Problems with tform and polyratfun

jodavies commented 6 years ago

Hello,

I have not (yet?) found a particularly minimal example for this issue, but I will post what I have so far.

With the following code, I am finding that in some* runs, the final result (which should be 0) is

       + ep^4*prf(m4^7 - m4^7,m4^14 + 2*m4^7 + 1)

or

       + ep^4*prf(m4^7 - m4^7,m4^7 + m4^14 + 1 + m4^7)

The problem occurs in both tform and tvorm, 4,1, 4.2.0 and the latest git, and tvorm inside valgrind (but valgrind does not report any errors).

: problems start at -w3. For 3,5 threads there are problems ~ 2.4%,1.4% of the time. -w3 seems to produce only* the first output above. All other cases produce both. For even numbers of threads the problem is less frequent, more like 0.13% of runs.

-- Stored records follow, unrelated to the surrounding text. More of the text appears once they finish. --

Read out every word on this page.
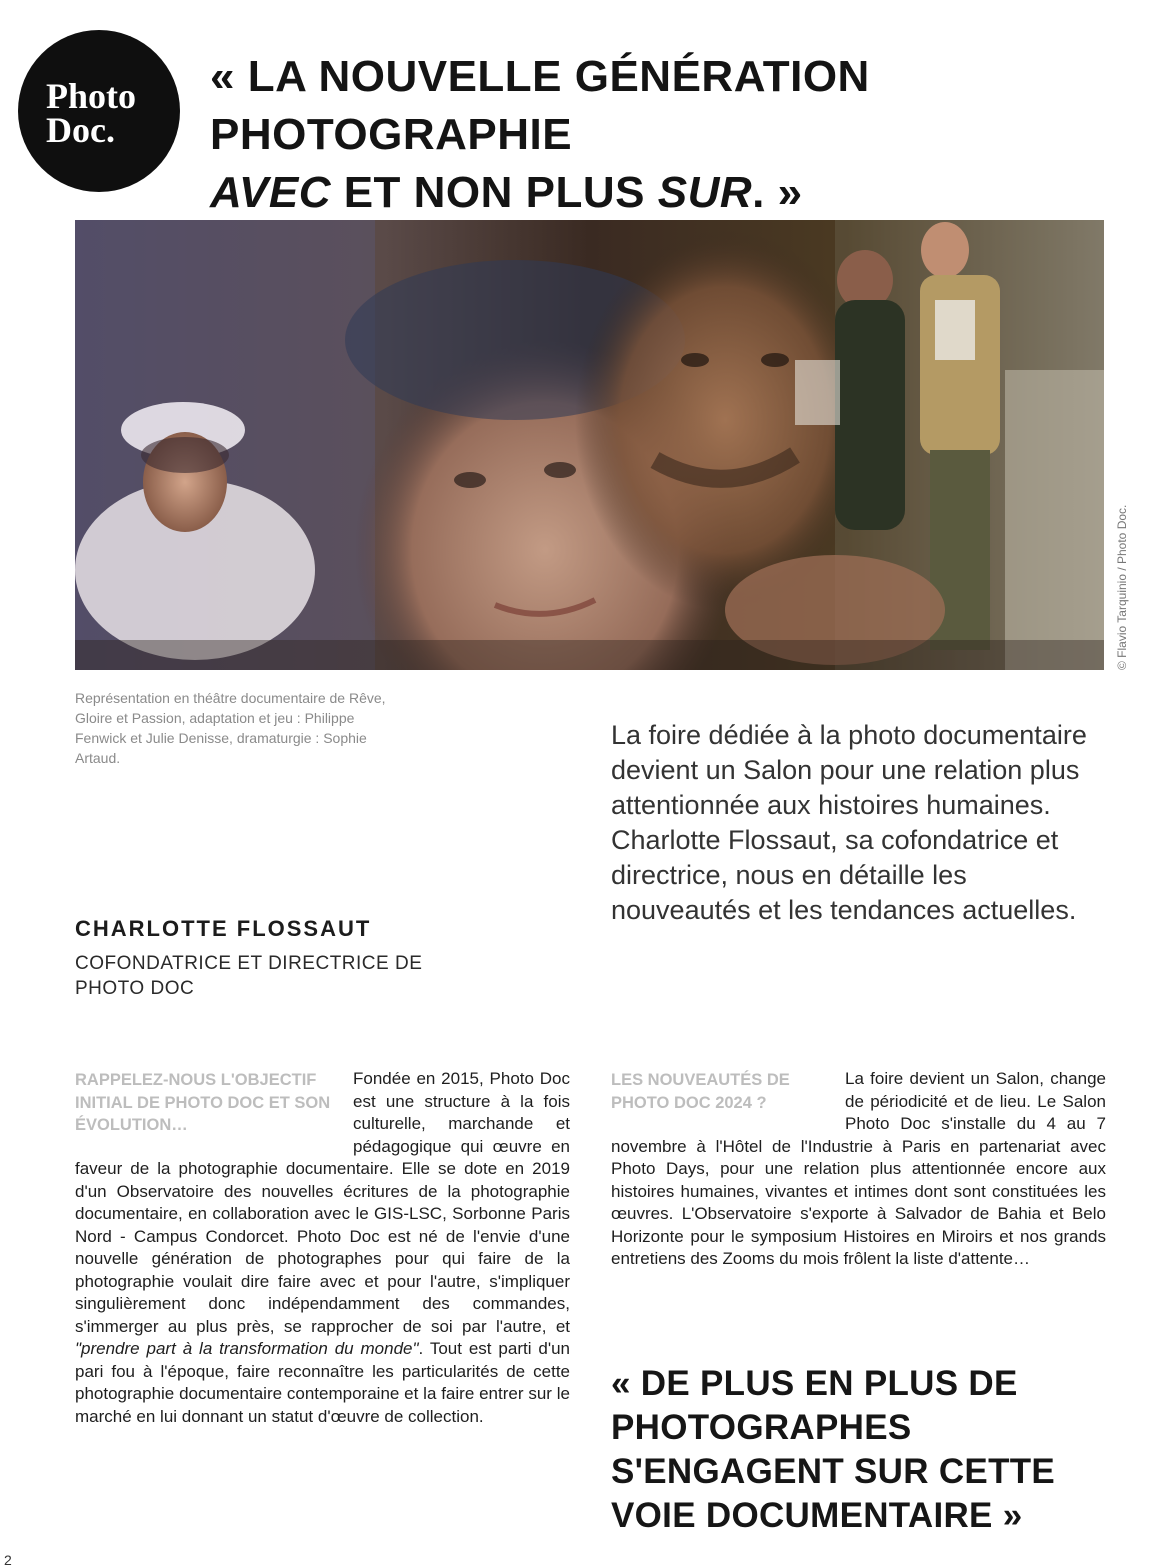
Photo
Doc.
« LA NOUVELLE GÉNÉRATION PHOTOGRAPHIE
AVEC ET NON PLUS SUR. »
© Flavio Tarquinio / Photo Doc.
Représentation en théâtre documentaire de Rêve, Gloire et Passion, adaptation et jeu : Philippe Fenwick et Julie Denisse, dramaturgie : Sophie Artaud.
La foire dédiée à la photo documentaire devient un Salon pour une relation plus attentionnée aux histoires humaines. Charlotte Flossaut, sa cofondatrice et directrice, nous en détaille les nouveautés et les tendances actuelles.
CHARLOTTE FLOSSAUT
COFONDATRICE ET DIRECTRICE DE PHOTO DOC
RAPPELEZ-NOUS L'OBJECTIF INITIAL DE PHOTO DOC ET SON ÉVOLUTION…
Fondée en 2015, Photo Doc est une structure à la fois culturelle, marchande et pédagogique qui œuvre en faveur de la photographie documentaire. Elle se dote en 2019 d'un Observatoire des nouvelles écritures de la photographie documentaire, en collaboration avec le GIS-LSC, Sorbonne Paris Nord - Campus Condorcet. Photo Doc est né de l'envie d'une nouvelle génération de photographes pour qui faire de la photographie voulait dire faire avec et pour l'autre, s'impliquer singulièrement donc indépendamment des commandes, s'immerger au plus près, se rapprocher de soi par l'autre, et "prendre part à la transformation du monde". Tout est parti d'un pari fou à l'époque, faire reconnaître les particularités de cette photographie documentaire contemporaine et la faire entrer sur le marché en lui donnant un statut d'œuvre de collection.
LES NOUVEAUTÉS DE PHOTO DOC 2024 ?
La foire devient un Salon, change de périodicité et de lieu. Le Salon Photo Doc s'installe du 4 au 7 novembre à l'Hôtel de l'Industrie à Paris en partenariat avec Photo Days, pour une relation plus attentionnée encore aux histoires humaines, vivantes et intimes dont sont constituées les œuvres. L'Observatoire s'exporte à Salvador de Bahia et Belo Horizonte pour le symposium Histoires en Miroirs et nos grands entretiens des Zooms du mois frôlent la liste d'attente…
« DE PLUS EN PLUS DE PHOTOGRAPHES S'ENGAGENT SUR CETTE VOIE DOCUMENTAIRE »
2
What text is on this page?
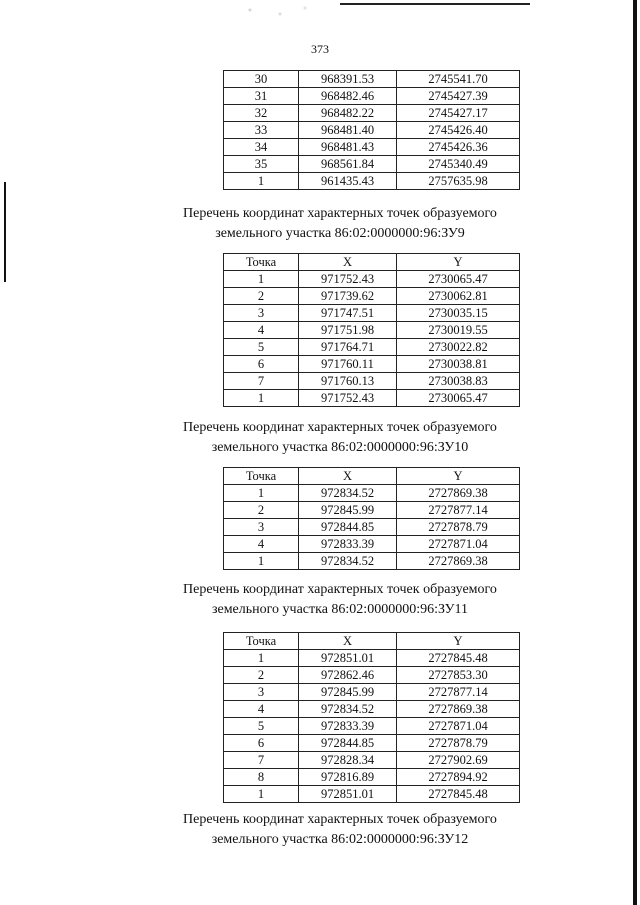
373
30	968391.53	2745541.70
31	968482.46	2745427.39
32	968482.22	2745427.17
33	968481.40	2745426.40
34	968481.43	2745426.36
35	968561.84	2745340.49
1	961435.43	2757635.98
Перечень координат характерных точек образуемого
земельного участка 86:02:0000000:96:ЗУ9
Точка	X	Y
1	971752.43	2730065.47
2	971739.62	2730062.81
3	971747.51	2730035.15
4	971751.98	2730019.55
5	971764.71	2730022.82
6	971760.11	2730038.81
7	971760.13	2730038.83
1	971752.43	2730065.47
Перечень координат характерных точек образуемого
земельного участка 86:02:0000000:96:ЗУ10
Точка	X	Y
1	972834.52	2727869.38
2	972845.99	2727877.14
3	972844.85	2727878.79
4	972833.39	2727871.04
1	972834.52	2727869.38
Перечень координат характерных точек образуемого
земельного участка 86:02:0000000:96:ЗУ11
Точка	X	Y
1	972851.01	2727845.48
2	972862.46	2727853.30
3	972845.99	2727877.14
4	972834.52	2727869.38
5	972833.39	2727871.04
6	972844.85	2727878.79
7	972828.34	2727902.69
8	972816.89	2727894.92
1	972851.01	2727845.48
Перечень координат характерных точек образуемого
земельного участка 86:02:0000000:96:ЗУ12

The code is as follows. I have attached the necessary includes. They need renaming to .h.

#-
Off Statistics;

CFunction prf,den;
AutoDeclare Symbol n,m,ep;

#include- test-expanded-tiny.h
.sort
PolyRatFun prf;

#message Loading mma results...
#include- test-result-tiny.h
.sort

Drop;
Local diff7 = test7 - result7;
.sort

Denominators den;
FactArg den;
Repeat Identify den(?a,ep,?b) = 1/ep*den(?a,?b);
Repeat Identify den(n?,m?,?a) = den(n*m,?a);
Identify den(n?) = prf(1,n);

#do i = 1,5
    Identify m`i'^n? = prf(m`i'^n,1);
    Identify n`i'^m? = prf(n`i'^m,1);
#enddo
.sort

Print +s diff7;

.end

test-expanded-tiny.txt test-result-tiny.txt

I will attempt to find a more trivial example later...

Thanks, Josh.

tueda commented 6 years ago

An experiment (though I don't know the meaning of this probablity distribution and also fluctuation uncertainty):

-w3  count=10000 good=9543 bad=457
-w4  count=10000 good=9869 bad=131
-w5  count=10000 good=9750 bad=250
-w6  count=10000 good=9578 bad=422
-w7  count=10000 good=9761 bad=239
-w8  count=10000 good=9815 bad=185
-w9  count=10000 good=9876 bad=124
-w10 count=10000 good=9885 bad=115
-w11 count=10000 good=9920 bad=80
-w12 count=10000 good=9932 bad=68
-w13 count=10000 good=9968 bad=32
-w14 count=10000 good=9957 bad=43
-w15 count=10000 good=9965 bad=35
-w16 count=10000 good=9989 bad=11

tueda commented 6 years ago

A slightly reduced version (test.frm):

#-
Off stats;

CF prf;
S ep,n1,m4,m1,m2,m3,n2,n3,n4;

#include test.txt
*repeat id prf(m1?,m2?)*prf(n1?,n2?) = prf(m1*n1,m2*n2);  * (1) doesn't change
ModuleOption noparallel;
.sort

PolyRatFun prf;
*ModuleOption noparallel;  * (2) workaround
.sort

P;
ModuleOption noparallel;
.sort

#if termsin(diff7)
  #terminate
#endif

ModuleOption noparallel;
.end

with test.txt test.sh

Usage: ./test.sh -w3

(NOTE: because FORM doesn't handle Ctrl+C in the normal way, the above shell script is hard to stop by Ctrl+C. You need to use Ctrl+Z and then kill the job.)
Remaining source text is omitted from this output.